8. On the other hand, Ms. Rashmi B Singh, learned counsel for the respondent while supporting the impugned award submits that the plea of Ms. Tyagi that the respondent’s past record ought to have been considered is wholly misplaced. She submits that once the Industrial Tribunal came to a categorical conclusion that the petitioner had failed to lead any evidence whatsoever to prove misconduct on the part of the respondent, neither does the question of taking her past conduct into consideration arise nor does the decision in Bishamber Das Dogra (supra) apply to the facts of the present case. She, therefore, prays that the writ petition be dismissed.

9. I have heard learned counsel for the parties and with their assistance perused the record.

Misconduct is Not Proved

10. A perusal of the impugned award shows that once the inquiry stood vitiated on account of the petitioner’s failure to supply relevant documents to the respondent during the course of the same, the petitioner was granted adequate opportunities to prove the respondent’s misconduct which it failed to avail. Thus, the Industrial Tribunal was justified in holding that the petitioner had failed to lead any evidence to prove the respondent’s misconduct. In fact during the course of arguments, Ms.Tyagi has not seriously disputed these findings, but has primarily urged that once the respondent’s past conduct was brought on record, the Tribunal ought to have appreciated that the imposition of penalty of stoppage of two increments with cumulative effect on her was fully justified.

11. Having given my thoughtful consideration to the aforesaid submission and perused the decision in Bishamber Das Dogra (supra), I am unable to agree with Ms.Tyagi. In the said decision, the Supreme Court was dealing with a case where the employee’s misconduct stood proved and the only issue which survived for the consideration of the Court was whether, while determining the quantum of penalty to be awarded, his past conduct ought to be considered, even if does not find mention in the charge sheet.
The observations of the Supreme Court in paragraph 30 of Bishamber Das Dogra (supra) reads as under:-

“30. In view of the above, it is evident that it is desirable that the delinquent employee may be informed by the disciplinary authority that his past conduct would be taken into consideration while imposing the punishment. But in case of misconduct of grave nature or indiscipline, even in the absence of statutory rules, the authority may take into consideration the indisputable past conduct/service record of the employee for adding the weight to the decision of imposing the punishment if the facts of the case so require.”

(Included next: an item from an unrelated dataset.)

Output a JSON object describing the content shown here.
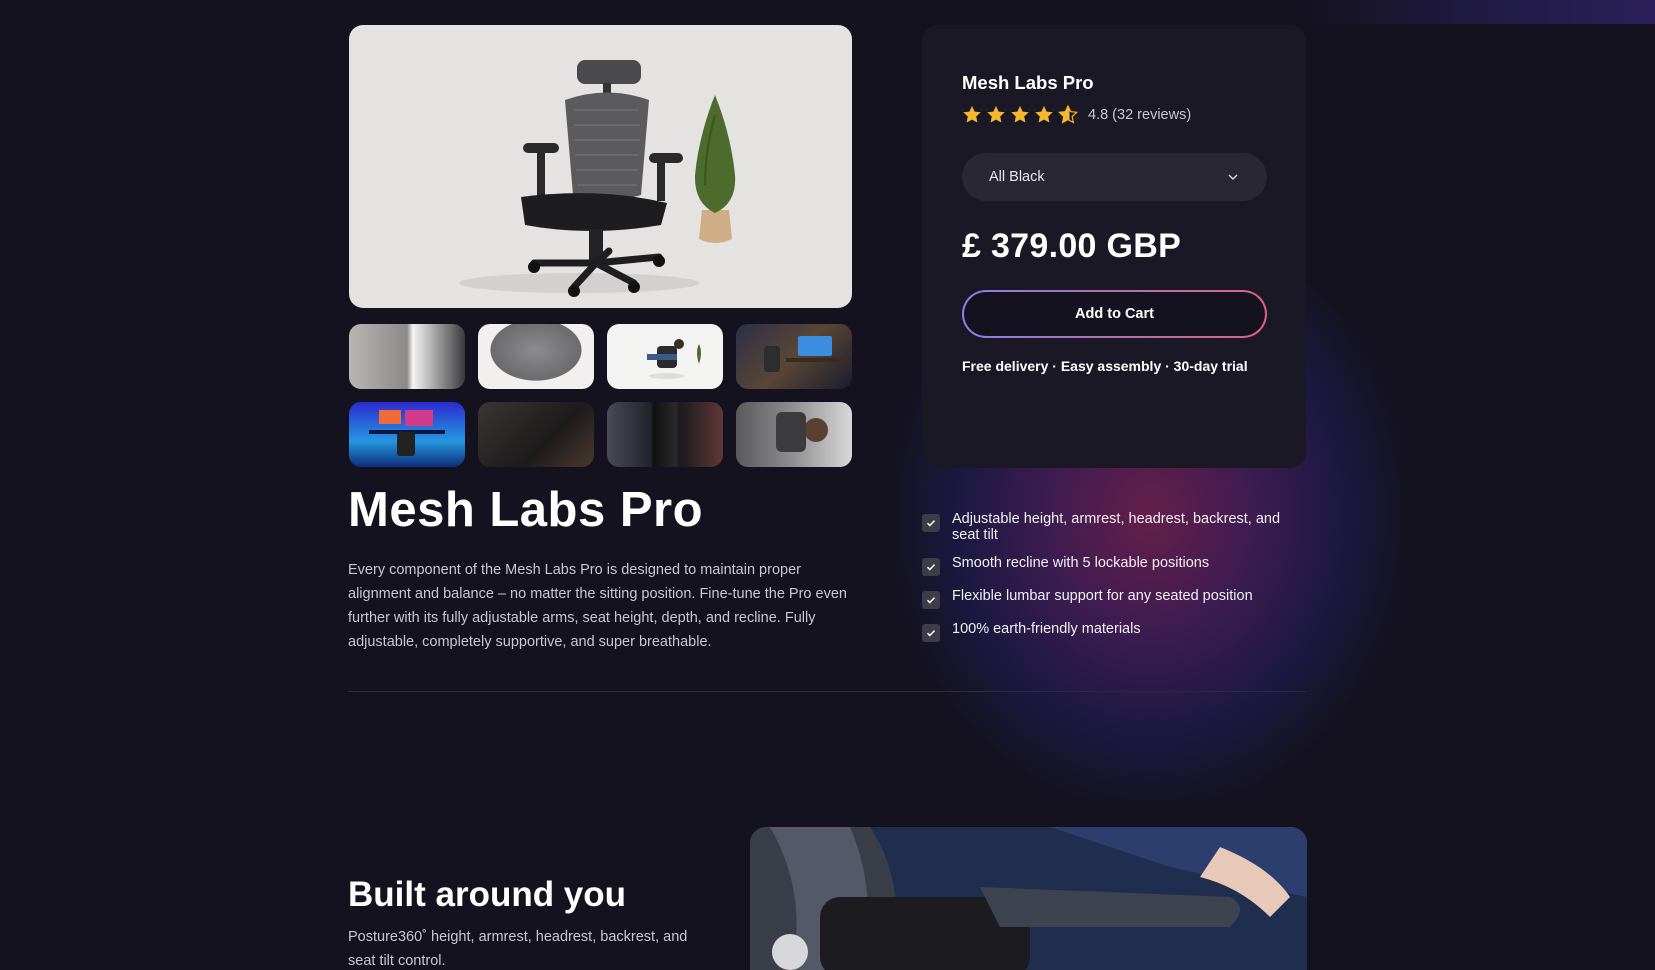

12. When the facts of the present case are considered in the light of the decision in Bishamber Das Dogra (supra), I find that the ratio thereof is wholly inapplicable here. When the employee’s misconduct is not proved, there is no question of imposing penalty on them; it is only when the misconduct is proved that it is open to the Disciplinary Authority to take into consideration the indisputable past conduct of the employee for the purpose of determining the quantum of penalty to be imposed on them. In the present case, when the petitioner had failed to prove the respondent’s misconduct before the Industrial Tribunal, which finding has not been seriously assailed, I see no reason as to why the respondent’s alleged past negligent conduct can be a ground to now hold her guilty of misconduct or impose any punishment on her for the same.

13. For the aforesaid reasons, I find no infirmity in the well reasoned award passed by the Tribunal.

14. The writ petition along with pending application, being meritless, is dismissed with no order as to costs.